MORE than a third of patients in East Lancashire's hospital beds are well enough to go home, an NHS survey has found.
A one-day study of more than 650 patients found 37 per cent were waiting to be discharged.
An NHS boss today said the findings showed moves to cut a third of the region's beds by 2009 would not damage patient care as wards could see a greater turnaround of people.
But health officials were warned that patients would be sucked into a "black hole" once they left hospital because community services were inadequate.
A team from the Cumbria and Lancashire NHS Strategic Health Authority, which oversees hospitals in the two counties, carried out the survey in February at Blackburn Royal Infirmary, Blackburn Queen's Park Hospital and Burnley General Hospital.
Of the 396 patients counted on the Blackburn sites, 146, or 37 per cent, were found to be medically fit for discharge.
At Burnley 97 out of 262, again 37 per cent, could have gone home on the day, the survey found.
Of the total, 27 were waiting for care outside of hospital, either in community hospitals or through social services.

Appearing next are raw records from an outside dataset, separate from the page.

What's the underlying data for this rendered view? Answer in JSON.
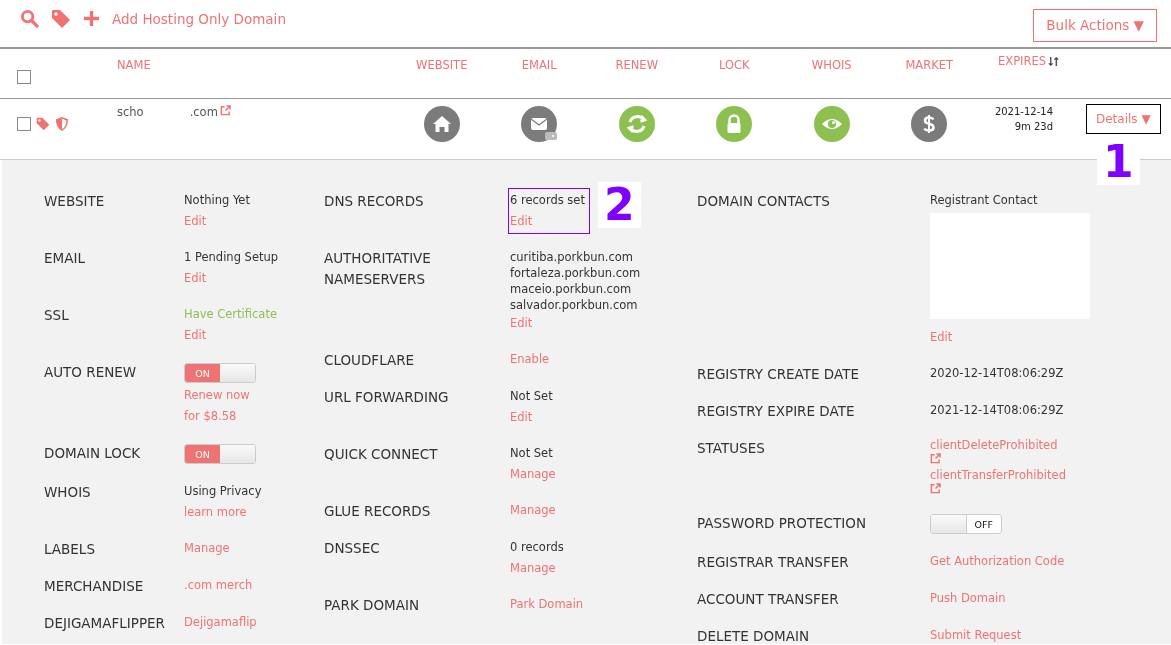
{
  "toolbar": {
    "add_link": "Add Hosting Only Domain",
    "bulk_button": "Bulk Actions ▼"
  },
  "table": {
    "select_all_checked": false,
    "columns": [
      "NAME",
      "WEBSITE",
      "EMAIL",
      "RENEW",
      "LOCK",
      "WHOIS",
      "MARKET",
      "EXPIRES"
    ],
    "rows": [
      {
        "checked": false,
        "name_start": "scho",
        "name_end": ".com",
        "status_icons": [
          {
            "kind": "home",
            "on": false
          },
          {
            "kind": "email",
            "on": false
          },
          {
            "kind": "renew",
            "on": true
          },
          {
            "kind": "lock",
            "on": true
          },
          {
            "kind": "whois",
            "on": true
          },
          {
            "kind": "market",
            "on": false
          }
        ],
        "expires_date": "2021-12-14",
        "expires_left": "9m 23d",
        "details_button": "Details ▼",
        "annotation": "1"
      }
    ]
  },
  "details": {
    "columns": [
      {
        "rows": [
          {
            "label": "WEBSITE",
            "items": [
              {
                "kind": "text",
                "text": "Nothing Yet"
              },
              {
                "kind": "link",
                "text": "Edit"
              }
            ]
          },
          {
            "label": "EMAIL",
            "items": [
              {
                "kind": "text",
                "text": "1 Pending Setup"
              },
              {
                "kind": "link",
                "text": "Edit"
              }
            ]
          },
          {
            "label": "SSL",
            "items": [
              {
                "kind": "success",
                "text": "Have Certificate"
              },
              {
                "kind": "link",
                "text": "Edit"
              }
            ]
          },
          {
            "label": "AUTO RENEW",
            "items": [
              {
                "kind": "toggle",
                "on": true,
                "text": "ON"
              },
              {
                "kind": "link",
                "text": "Renew now"
              },
              {
                "kind": "link",
                "text": "for $8.58"
              }
            ]
          },
          {
            "label": "DOMAIN LOCK",
            "items": [
              {
                "kind": "toggle",
                "on": true,
                "text": "ON"
              }
            ]
          },
          {
            "label": "WHOIS",
            "items": [
              {
                "kind": "text",
                "text": "Using Privacy"
              },
              {
                "kind": "link",
                "text": "learn more"
              }
            ]
          },
          {
            "label": "LABELS",
            "items": [
              {
                "kind": "link",
                "text": "Manage"
              }
            ]
          },
          {
            "label": "MERCHANDISE",
            "items": [
              {
                "kind": "link",
                "text": ".com merch"
              }
            ]
          },
          {
            "label": "DEJIGAMAFLIPPER",
            "items": [
              {
                "kind": "link",
                "text": "Dejigamaflip"
              }
            ]
          }
        ]
      },
      {
        "rows": [
          {
            "label": "DNS RECORDS",
            "annotation": "2",
            "items": [
              {
                "kind": "text",
                "text": "6 records set"
              },
              {
                "kind": "link",
                "text": "Edit"
              }
            ]
          },
          {
            "label": "AUTHORITATIVE NAMESERVERS",
            "items": [
              {
                "kind": "lines",
                "lines": [
                  "curitiba.porkbun.com",
                  "fortaleza.porkbun.com",
                  "maceio.porkbun.com",
                  "salvador.porkbun.com"
                ]
              },
              {
                "kind": "link",
                "text": "Edit"
              }
            ]
          },
          {
            "label": "CLOUDFLARE",
            "items": [
              {
                "kind": "link",
                "text": "Enable"
              }
            ]
          },
          {
            "label": "URL FORWARDING",
            "items": [
              {
                "kind": "text",
                "text": "Not Set"
              },
              {
                "kind": "link",
                "text": "Edit"
              }
            ]
          },
          {
            "label": "QUICK CONNECT",
            "items": [
              {
                "kind": "text",
                "text": "Not Set"
              },
              {
                "kind": "link",
                "text": "Manage"
              }
            ]
          },
          {
            "label": "GLUE RECORDS",
            "items": [
              {
                "kind": "link",
                "text": "Manage"
              }
            ]
          },
          {
            "label": "DNSSEC",
            "items": [
              {
                "kind": "text",
                "text": "0 records"
              },
              {
                "kind": "link",
                "text": "Manage"
              }
            ]
          },
          {
            "label": "PARK DOMAIN",
            "items": [
              {
                "kind": "link",
                "text": "Park Domain"
              }
            ]
          }
        ]
      },
      {
        "rows": [
          {
            "label": "DOMAIN CONTACTS",
            "items": [
              {
                "kind": "text",
                "text": "Registrant Contact"
              },
              {
                "kind": "blank"
              },
              {
                "kind": "link",
                "text": "Edit"
              }
            ]
          },
          {
            "label": "REGISTRY CREATE DATE",
            "items": [
              {
                "kind": "text",
                "text": "2020-12-14T08:06:29Z"
              }
            ]
          },
          {
            "label": "REGISTRY EXPIRE DATE",
            "items": [
              {
                "kind": "text",
                "text": "2021-12-14T08:06:29Z"
              }
            ]
          },
          {
            "label": "STATUSES",
            "items": [
              {
                "kind": "external",
                "text": "clientDeleteProhibited"
              },
              {
                "kind": "external",
                "text": "clientTransferProhibited"
              }
            ]
          },
          {
            "label": "PASSWORD PROTECTION",
            "items": [
              {
                "kind": "toggle",
                "on": false,
                "text": "OFF"
              }
            ]
          },
          {
            "label": "REGISTRAR TRANSFER",
            "items": [
              {
                "kind": "link",
                "text": "Get Authorization Code"
              }
            ]
          },
          {
            "label": "ACCOUNT TRANSFER",
            "items": [
              {
                "kind": "link",
                "text": "Push Domain"
              }
            ]
          },
          {
            "label": "DELETE DOMAIN",
            "items": [
              {
                "kind": "link",
                "text": "Submit Request"
              }
            ]
          }
        ]
      }
    ]
  }
}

Meanwhile 45 had been given a future date when they could leave while 63 were waiting for hospital services such as a doctor's assessment.

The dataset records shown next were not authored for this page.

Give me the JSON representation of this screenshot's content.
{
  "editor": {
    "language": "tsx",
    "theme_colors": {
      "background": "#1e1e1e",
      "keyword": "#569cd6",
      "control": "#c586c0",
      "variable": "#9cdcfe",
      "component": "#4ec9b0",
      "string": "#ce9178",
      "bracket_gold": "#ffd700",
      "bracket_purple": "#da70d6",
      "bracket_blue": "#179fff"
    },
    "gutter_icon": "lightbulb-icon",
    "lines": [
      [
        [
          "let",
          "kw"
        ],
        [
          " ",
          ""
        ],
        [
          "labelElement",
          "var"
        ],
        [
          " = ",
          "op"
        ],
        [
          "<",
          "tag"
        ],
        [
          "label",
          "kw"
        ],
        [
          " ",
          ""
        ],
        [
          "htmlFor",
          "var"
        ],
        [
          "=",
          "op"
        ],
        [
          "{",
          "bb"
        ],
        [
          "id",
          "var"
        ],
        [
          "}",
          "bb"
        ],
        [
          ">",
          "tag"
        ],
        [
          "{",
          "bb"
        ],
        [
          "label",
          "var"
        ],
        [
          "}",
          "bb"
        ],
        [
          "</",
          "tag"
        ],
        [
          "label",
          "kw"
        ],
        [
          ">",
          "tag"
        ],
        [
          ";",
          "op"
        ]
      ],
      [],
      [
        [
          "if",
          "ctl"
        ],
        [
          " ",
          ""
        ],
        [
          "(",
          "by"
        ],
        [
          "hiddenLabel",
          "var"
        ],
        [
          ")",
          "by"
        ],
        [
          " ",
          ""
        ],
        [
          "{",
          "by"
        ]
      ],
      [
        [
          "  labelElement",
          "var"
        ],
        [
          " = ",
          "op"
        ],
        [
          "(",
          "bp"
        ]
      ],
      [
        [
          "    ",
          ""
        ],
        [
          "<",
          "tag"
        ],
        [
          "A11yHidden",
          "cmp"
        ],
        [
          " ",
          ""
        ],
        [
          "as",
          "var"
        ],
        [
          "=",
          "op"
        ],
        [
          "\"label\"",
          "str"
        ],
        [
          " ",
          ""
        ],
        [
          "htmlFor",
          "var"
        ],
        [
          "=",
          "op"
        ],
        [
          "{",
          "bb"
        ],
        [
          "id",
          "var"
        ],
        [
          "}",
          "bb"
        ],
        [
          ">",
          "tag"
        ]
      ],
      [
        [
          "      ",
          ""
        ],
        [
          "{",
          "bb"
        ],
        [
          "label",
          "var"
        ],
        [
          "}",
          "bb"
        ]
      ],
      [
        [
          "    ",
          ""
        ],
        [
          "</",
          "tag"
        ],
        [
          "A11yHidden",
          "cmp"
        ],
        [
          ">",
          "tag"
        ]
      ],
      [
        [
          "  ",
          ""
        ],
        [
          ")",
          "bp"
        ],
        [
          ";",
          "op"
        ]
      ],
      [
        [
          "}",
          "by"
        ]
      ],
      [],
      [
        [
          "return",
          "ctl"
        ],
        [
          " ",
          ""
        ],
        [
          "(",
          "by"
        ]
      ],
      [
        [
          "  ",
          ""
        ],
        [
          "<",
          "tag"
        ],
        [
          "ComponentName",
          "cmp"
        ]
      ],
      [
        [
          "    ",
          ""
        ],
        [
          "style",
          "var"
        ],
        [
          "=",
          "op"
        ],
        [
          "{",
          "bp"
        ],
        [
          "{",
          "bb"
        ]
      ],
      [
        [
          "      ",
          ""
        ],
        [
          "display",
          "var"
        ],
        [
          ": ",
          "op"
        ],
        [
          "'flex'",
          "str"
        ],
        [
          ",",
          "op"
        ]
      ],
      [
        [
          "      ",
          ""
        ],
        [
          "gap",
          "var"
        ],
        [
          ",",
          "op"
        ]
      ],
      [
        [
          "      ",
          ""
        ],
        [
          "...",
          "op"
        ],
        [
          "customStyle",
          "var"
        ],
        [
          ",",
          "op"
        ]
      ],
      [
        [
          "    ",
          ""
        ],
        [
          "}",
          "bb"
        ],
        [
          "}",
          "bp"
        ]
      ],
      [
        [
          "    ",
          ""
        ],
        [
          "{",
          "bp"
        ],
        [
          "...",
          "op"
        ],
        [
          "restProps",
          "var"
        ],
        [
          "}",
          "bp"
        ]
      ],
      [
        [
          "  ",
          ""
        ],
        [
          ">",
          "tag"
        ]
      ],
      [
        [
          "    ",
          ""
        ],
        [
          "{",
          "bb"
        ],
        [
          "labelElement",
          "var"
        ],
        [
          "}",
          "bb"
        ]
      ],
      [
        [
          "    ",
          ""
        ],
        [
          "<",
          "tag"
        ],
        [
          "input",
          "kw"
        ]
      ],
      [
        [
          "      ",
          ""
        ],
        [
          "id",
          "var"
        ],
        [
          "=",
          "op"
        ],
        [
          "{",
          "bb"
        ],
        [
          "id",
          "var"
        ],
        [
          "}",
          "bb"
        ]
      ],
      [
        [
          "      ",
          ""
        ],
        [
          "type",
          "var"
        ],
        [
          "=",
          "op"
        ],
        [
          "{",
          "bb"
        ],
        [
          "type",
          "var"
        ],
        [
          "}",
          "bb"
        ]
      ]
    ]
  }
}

The Trust is to cut 417 inpatient beds, a third, by 2009, with 267 going by April next year.
Dena Marshall, chief operating officer at East Lancashire Hospitals NHS Trust said: "There have been concerns expressed about the bed reductions we are proposing and what we have tried to demonstrate is there are too many patients in hospital who do not need to be there.
"If we get our systems and processes much slicker we believe there are opportunities for reducing beds. This is not about service reduction, it is about changing the way we do things."

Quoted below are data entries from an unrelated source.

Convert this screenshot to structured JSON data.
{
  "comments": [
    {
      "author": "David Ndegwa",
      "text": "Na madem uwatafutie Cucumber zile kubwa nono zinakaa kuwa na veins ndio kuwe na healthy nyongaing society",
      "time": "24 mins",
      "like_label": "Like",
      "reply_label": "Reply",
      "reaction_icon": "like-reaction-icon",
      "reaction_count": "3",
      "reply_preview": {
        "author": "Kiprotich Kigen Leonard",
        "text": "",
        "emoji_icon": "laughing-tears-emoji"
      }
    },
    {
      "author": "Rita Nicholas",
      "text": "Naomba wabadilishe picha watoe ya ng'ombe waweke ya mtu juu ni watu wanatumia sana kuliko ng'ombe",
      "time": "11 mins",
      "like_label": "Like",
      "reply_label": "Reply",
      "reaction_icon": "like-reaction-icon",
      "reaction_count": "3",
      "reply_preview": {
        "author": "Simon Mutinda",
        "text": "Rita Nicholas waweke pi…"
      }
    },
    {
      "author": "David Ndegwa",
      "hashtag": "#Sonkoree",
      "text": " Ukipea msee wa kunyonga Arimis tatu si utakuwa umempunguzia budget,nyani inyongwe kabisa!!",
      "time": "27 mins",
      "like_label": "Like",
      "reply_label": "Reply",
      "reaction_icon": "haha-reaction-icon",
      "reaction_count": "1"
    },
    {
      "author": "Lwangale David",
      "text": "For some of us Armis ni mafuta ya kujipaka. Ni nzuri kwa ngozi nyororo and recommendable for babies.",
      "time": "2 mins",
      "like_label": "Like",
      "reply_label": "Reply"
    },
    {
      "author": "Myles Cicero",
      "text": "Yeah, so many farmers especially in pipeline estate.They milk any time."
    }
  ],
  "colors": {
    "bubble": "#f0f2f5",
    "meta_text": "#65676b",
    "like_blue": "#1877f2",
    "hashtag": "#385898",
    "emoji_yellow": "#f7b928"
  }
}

Changes to these "systems and processes" include allowing nurses as well doctors to discharge people and getting patients more quickly assessed by a consultant so they can be given the all clear, she said.
She said care outside of hospital must be there to take some patients on, and added: "We need to work with our partners to make sure that if the services aren't in place we have a mechanism for setting them up."
But Caroline Collins, spokesman for the Royal College of Nursing, warned: "The reality is a lot of people need these beds because otherwise they are going out into a great black hole and a revolving door system where they become so ill they come back to hospital."
A breakdown of the 267 bed cuts seen by the Lancashire Evening Telegraph shows 172 are in Burnley General Hospital.
Burnley Council leader Coun Stuart Caddy said: "I am very sceptical about this. You never know from one month to the next what the demand on the hospital is going to be like. We are definitely opposed to the bed cuts."
Tim Ellis, spokesman for Unison, said: "The trust needs to have concrete measures in place which will lead to shorter stays. Anything else will be a threat to health care because people will be waiting for beds or will be discharged early."